Adian Soroti Biaya Layanan Aplikasi Aplikator Ojol: Berpotensi Tembus Rp24,5 Miliar per Hari

Aplikator memungut biaya dari konsumen di luar dari 20% yang sudah dipotong dari driver.

Penulis: Erik S
Tribunnews.com/Abdi Ryanda Shakti
POTONGAN OJOL - Anggota DPR RI dari Fraksi PDIP, Adian Napitupulu. Aplikator memungut biaya dari konsumen di luar dari 20% yang sudah dipotong dari driver. 

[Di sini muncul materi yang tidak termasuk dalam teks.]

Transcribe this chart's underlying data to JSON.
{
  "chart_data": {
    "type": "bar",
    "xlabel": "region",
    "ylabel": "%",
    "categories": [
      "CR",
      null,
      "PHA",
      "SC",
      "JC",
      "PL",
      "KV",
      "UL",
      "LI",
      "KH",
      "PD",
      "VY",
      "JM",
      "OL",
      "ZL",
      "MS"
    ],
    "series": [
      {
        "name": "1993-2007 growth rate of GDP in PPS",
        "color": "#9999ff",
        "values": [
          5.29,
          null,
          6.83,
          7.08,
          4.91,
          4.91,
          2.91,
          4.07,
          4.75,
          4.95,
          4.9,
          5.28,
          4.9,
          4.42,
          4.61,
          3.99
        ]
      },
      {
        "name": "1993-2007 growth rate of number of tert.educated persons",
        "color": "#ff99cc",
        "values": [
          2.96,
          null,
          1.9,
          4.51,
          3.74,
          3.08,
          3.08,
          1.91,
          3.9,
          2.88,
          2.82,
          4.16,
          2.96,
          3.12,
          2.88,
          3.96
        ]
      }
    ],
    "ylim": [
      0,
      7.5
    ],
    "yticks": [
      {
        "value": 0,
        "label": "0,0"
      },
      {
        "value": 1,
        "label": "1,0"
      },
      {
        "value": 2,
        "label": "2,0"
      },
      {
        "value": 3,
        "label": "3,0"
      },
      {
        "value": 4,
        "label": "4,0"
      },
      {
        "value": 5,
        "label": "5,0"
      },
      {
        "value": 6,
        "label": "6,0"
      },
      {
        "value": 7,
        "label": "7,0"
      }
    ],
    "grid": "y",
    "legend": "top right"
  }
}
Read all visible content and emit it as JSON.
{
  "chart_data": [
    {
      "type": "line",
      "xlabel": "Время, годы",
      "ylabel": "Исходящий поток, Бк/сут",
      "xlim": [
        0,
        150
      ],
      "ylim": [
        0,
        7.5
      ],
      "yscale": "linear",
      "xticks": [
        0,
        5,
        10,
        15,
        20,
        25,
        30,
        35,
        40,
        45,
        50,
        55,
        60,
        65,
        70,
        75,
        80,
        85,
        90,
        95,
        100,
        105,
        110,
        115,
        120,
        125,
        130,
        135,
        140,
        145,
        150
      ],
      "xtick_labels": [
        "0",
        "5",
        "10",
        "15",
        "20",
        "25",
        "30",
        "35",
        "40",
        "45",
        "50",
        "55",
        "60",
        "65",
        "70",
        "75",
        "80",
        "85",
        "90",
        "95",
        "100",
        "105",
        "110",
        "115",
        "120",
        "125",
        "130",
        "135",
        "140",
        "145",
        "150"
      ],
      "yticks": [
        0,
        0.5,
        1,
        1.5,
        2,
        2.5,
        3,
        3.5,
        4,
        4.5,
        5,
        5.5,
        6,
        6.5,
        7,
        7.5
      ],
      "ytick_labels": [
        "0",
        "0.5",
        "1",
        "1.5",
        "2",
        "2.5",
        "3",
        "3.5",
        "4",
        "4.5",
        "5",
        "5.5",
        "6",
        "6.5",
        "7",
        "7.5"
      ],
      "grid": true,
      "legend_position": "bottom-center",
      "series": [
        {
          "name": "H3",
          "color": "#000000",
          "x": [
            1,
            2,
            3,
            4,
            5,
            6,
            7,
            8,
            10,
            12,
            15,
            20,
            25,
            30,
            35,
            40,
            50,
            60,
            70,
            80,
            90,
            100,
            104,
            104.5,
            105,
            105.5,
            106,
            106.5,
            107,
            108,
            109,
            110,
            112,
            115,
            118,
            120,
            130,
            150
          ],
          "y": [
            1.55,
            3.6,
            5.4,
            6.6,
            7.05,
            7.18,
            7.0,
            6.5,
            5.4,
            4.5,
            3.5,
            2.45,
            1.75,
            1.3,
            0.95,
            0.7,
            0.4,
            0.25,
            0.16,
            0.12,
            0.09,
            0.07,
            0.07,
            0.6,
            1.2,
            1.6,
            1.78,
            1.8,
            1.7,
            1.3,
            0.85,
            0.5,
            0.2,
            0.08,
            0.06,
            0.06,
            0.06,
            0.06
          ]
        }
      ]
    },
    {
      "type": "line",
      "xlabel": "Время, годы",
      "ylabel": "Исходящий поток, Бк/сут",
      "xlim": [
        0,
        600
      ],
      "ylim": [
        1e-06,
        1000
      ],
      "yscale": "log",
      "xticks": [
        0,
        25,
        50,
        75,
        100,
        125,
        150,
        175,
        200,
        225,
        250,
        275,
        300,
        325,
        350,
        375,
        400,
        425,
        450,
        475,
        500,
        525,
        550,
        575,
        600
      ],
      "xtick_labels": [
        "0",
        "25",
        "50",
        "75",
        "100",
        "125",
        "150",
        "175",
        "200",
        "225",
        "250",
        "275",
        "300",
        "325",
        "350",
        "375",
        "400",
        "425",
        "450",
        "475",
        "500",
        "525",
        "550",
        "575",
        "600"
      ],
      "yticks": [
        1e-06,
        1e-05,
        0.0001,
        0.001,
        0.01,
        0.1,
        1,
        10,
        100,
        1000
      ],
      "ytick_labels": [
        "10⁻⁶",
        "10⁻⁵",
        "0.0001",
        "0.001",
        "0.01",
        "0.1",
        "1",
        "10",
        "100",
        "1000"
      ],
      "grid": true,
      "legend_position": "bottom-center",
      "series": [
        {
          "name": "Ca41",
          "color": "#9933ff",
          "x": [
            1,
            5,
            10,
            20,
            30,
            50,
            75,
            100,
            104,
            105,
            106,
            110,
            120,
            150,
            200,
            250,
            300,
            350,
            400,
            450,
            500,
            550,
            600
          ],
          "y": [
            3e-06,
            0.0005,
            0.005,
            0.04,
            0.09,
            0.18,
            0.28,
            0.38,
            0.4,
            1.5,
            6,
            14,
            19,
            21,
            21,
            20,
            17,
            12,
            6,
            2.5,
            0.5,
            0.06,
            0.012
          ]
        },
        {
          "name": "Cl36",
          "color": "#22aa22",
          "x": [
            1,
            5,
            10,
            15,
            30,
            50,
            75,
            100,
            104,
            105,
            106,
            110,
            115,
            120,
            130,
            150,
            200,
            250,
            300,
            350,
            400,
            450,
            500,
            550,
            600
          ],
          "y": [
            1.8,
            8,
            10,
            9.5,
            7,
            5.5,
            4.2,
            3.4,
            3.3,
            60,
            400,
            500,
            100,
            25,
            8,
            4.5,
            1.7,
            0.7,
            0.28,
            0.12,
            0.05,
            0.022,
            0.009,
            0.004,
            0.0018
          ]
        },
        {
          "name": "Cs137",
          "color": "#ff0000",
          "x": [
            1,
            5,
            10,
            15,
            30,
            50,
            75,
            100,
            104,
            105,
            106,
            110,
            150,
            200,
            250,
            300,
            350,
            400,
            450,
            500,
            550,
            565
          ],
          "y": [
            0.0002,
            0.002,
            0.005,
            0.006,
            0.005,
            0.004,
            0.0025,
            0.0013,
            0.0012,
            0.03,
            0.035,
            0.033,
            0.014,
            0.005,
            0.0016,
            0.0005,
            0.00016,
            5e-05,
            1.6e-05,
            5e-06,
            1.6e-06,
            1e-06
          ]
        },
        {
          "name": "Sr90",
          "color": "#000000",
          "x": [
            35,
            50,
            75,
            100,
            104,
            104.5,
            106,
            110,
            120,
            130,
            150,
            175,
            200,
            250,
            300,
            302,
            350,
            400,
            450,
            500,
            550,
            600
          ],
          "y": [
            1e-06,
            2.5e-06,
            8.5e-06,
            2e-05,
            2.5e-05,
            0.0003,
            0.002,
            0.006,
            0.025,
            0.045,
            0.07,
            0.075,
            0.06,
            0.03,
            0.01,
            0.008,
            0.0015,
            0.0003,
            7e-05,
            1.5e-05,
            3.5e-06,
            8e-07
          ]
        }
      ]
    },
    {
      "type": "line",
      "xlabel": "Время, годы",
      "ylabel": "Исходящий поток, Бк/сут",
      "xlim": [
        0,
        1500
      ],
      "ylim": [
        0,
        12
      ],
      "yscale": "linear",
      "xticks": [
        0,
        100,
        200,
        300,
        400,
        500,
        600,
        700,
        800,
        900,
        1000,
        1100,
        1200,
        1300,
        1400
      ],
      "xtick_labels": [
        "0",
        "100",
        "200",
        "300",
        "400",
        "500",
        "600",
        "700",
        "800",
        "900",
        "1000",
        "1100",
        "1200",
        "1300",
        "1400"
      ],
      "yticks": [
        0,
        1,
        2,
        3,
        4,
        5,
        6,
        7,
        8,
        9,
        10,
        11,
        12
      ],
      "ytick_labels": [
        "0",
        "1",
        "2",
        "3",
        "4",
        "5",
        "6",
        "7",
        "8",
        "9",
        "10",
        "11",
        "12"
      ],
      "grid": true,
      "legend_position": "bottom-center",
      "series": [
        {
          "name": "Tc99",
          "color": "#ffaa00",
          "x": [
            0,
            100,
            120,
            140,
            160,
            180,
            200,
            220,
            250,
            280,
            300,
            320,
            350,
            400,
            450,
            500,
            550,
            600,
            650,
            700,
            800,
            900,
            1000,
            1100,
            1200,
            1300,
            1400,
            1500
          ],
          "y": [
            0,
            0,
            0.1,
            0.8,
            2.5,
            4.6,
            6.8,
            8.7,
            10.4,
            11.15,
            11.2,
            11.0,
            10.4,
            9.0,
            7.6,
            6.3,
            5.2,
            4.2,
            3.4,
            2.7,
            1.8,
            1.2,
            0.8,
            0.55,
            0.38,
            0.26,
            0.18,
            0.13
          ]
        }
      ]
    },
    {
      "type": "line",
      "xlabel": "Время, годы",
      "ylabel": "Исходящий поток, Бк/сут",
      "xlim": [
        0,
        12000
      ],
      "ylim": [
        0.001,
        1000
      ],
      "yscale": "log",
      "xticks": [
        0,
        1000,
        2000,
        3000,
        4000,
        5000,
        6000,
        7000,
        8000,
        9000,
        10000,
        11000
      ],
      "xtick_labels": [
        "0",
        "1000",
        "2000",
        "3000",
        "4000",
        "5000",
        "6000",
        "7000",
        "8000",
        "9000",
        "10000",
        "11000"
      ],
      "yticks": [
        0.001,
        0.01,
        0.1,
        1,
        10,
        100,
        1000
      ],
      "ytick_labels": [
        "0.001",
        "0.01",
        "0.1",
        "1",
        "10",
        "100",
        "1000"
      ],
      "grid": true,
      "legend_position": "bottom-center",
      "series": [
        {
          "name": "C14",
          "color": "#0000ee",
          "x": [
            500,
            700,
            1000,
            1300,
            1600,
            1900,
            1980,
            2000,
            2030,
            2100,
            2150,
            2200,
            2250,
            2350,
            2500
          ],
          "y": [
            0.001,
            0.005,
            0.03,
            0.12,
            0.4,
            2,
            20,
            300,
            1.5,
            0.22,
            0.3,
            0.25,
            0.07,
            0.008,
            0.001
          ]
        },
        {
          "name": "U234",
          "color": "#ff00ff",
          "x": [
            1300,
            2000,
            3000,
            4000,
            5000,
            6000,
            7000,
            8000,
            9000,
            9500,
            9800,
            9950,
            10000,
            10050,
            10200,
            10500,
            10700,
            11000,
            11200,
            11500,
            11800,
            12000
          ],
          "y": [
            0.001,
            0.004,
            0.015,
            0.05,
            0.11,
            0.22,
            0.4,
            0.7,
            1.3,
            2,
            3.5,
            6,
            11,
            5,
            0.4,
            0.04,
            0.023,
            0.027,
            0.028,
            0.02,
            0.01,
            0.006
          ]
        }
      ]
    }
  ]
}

TRIBUNNEWS.COM, JAKARTA-  Anggota Komisi V DPR RI Fraksi PDI Perjuangan Adian Napitupulu menyoroti mengenai biaya yang dipungut aplikator ojek online (Ojol) dari dari konsumen.

Dalam konferensi Pers aplikator bersama Menteri Perhubungan tanggal 19 Mei lalu terungkap bahwa ternyata aplikator memungut biaya dari konsumen di luar dari 20 persen yang sudah dipotong dari driver.

Dalam penjelasannya, aplikator menguraikan bahwa biaya yang dipungut dari konsumen adalah Platform Fee atau biaya Platform atau biaya layanan aplikasi yang lumrah dipungut dalam bisnis aplikasi.

Baca juga: 10 Negara Paling Banyak Gunakan Ojol dan Layanan Mobilitas Online, Indonesia Teratas

Menurut Adian, istilah lumrah bukanlah dasar hukum bagi siapapun untuk dibiarkan memungut uang secara terorganisir, masif, terus menerus dan dalam jumlah yang sangat besar.

"Jika dilihat dari tampilan layar konsumen saat memesan kendaran roda dua untuk penumpang via aplikasi maka akan tertulis angka Rp 2.000,- untuk biaya jasa aplikasi dan Rp1.000 untuk biaya perjalanan aman di luar itu bisa juga ditemukan biaya lainnya seperti biaya hijau sekitar Rp 500,- mungkin ketiga biaya itulah yang dianggap tidak dipotong dari komisi 20?ri Driver tapi dipungut dari Konsumen dengan dasar "Lumrah" tersebut di atas," kata Adian dalam keterangannya, Jumat (13/6/2025).

Berapa kira-kira pemasukan aplikator dari biaya berdasar kelumrahan tersebut? Adian mencoba menghitungnya.

Berdasarkan data Komdigi dalam FGD dengan Badan Aspirasi Masyarakat sempat terlontar jumlah driver online baik motor maupun mobil yang menggunakan berbagai aplikasi sekitar 7 juta orang.

Biar mudah menghitungnya maka kita anggap saja semuanya menggunakan angka-angka motor atau roda dua yaitu Rp2.000 biaya jasa aplikasi, Rp1.000 biaya perjalanan aman dan Rp500 biaya hijau atau rata-rata total sekitar Rp 3.500 per sekali perjalanan.

Selanjutnya kita asumsikan saja 7 juta driver itu rata rata setiap hari hanya 1 kali perjalanan dan itu berarti ada 7 juta konsumen setiap hari yang dipungut biaya Lumrah di kisaran Rp3.500.

"Dari angka angka tersebut maka total perharinya bisa mencapai Rp24,5 miliar atau sekitar Rp 8,9 triliun per tahun," beber Adian.

Karena masih hitungan garis besar, sederhana dan dominan asumsi maka hitungan itu sangat mungkin meleset terlalu banyak tapi juga bisa meleset terlalu sedikit, untuk itu maka semoga bila ada RDPU dengan DPR nanti semua angka tersebut bisa diuraikan lebih detail oleh aplikator sehingga lebih mendekati kebenaran.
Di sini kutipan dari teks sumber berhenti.